Parallel, IaaS-ready agents…with review
I’m today often running 2-3 agents in parallel on different tasks (with different levels of success, but that’s its own story).
It makes total sense to support delegating some of these agents to work off my local system and into cloud infrastructure.
In looking around in this space, there’s quite a lot of stuff. One of them is Ona (formerly Gitpod). I gave it a quick try and I like where they’re going, but more on this below.
Github Copilot can also do something similar to this, but what I don’t like about it is that it pushes a model where all of one’s interaction is in the PR. That’s going to be seriously noisy for some repositories, and interaction with LLMs can feel too “personal” sometimes to have permanently recorded.
Credentials should be on demand and fine grained for tasks
To me a huge flaw with Ona and one shared with other things like Langchain Open-SWE is basically this:
Sorry but: no way I’m clicking OK on that button. I need a strong and clearly delineated barrier between tooling/AI agents acting “as me” and my ability to approve and push code or even do basic things like edit existing pull requests.
Github’s Copilot gets this more right because its bot runs as a distinct identity.

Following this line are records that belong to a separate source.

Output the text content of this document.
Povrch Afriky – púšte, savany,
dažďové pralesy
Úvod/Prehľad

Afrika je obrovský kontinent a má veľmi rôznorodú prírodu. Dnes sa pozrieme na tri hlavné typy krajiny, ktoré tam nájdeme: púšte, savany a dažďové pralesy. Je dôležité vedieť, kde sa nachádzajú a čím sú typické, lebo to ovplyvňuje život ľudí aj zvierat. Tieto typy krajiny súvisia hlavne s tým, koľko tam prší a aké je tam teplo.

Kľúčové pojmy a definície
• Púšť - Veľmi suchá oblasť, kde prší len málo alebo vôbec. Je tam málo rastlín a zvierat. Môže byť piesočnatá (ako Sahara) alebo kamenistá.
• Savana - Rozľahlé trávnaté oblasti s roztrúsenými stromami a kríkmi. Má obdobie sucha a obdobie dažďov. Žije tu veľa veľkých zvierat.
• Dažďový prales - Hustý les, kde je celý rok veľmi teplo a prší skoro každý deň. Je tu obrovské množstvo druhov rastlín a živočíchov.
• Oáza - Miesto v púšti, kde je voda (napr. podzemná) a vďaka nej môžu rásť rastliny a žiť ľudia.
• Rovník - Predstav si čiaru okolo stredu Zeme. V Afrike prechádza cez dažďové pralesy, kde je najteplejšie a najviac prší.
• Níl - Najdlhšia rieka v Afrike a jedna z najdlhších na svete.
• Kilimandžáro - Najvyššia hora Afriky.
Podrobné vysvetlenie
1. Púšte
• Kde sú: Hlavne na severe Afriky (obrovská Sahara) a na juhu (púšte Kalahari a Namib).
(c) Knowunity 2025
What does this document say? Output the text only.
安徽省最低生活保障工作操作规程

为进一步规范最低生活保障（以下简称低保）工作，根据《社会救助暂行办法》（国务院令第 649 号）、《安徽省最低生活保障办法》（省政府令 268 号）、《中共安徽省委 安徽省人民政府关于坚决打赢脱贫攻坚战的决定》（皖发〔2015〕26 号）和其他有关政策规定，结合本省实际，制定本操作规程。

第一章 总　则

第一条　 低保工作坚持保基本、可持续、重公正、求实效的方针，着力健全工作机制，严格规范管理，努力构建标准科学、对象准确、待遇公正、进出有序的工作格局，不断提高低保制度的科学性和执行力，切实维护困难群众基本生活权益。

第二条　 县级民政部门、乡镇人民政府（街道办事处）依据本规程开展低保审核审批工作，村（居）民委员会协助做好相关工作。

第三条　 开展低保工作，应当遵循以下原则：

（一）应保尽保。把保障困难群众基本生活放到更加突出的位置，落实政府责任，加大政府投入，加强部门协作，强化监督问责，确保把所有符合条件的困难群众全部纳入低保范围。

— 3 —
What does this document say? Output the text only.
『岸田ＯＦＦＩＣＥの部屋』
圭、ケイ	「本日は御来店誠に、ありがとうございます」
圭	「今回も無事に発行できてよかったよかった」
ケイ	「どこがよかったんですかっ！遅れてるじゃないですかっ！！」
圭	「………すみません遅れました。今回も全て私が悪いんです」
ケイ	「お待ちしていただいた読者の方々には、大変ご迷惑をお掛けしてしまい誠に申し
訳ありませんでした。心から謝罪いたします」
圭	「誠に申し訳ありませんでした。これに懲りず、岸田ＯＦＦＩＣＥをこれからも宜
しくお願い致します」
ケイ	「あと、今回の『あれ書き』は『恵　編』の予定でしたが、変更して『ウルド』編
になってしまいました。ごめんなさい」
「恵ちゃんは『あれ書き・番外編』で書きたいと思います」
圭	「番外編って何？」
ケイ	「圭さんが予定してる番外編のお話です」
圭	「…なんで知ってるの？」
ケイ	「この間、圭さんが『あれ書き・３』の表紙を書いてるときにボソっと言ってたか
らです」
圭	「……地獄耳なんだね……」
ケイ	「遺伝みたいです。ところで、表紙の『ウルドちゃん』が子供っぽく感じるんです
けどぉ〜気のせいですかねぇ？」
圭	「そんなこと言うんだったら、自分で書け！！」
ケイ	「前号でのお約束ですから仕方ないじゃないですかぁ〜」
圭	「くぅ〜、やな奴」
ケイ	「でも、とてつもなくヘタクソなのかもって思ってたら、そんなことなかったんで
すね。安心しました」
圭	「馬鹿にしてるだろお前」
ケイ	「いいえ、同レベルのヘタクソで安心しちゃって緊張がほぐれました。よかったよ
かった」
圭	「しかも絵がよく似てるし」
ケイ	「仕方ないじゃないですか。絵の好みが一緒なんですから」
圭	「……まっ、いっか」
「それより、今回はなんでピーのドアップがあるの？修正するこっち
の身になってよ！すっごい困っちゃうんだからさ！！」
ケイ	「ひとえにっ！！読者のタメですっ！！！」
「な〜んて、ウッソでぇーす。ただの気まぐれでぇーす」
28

I haven’t dug into what it’s authorized to do. I may play with it more, but I also want to use agents outside of Github and I also am not a fan of deepening dependence on a single proprietary forge either.
So I think a key thing agent frontends should help do here is in granting fine-grained ephemeral credentials for dedicated write access as an agent is working on a task. This “credential handling” should be a clearly distinct component. (This goes beyond just git forges of course but also other issue trackers or data sources that may be in context).
Conclusion
There’s so much out there on this, I can barely keep track while trying to do my real job. I’m sure I’m not alone – but I’m interested in other’s thoughts on this!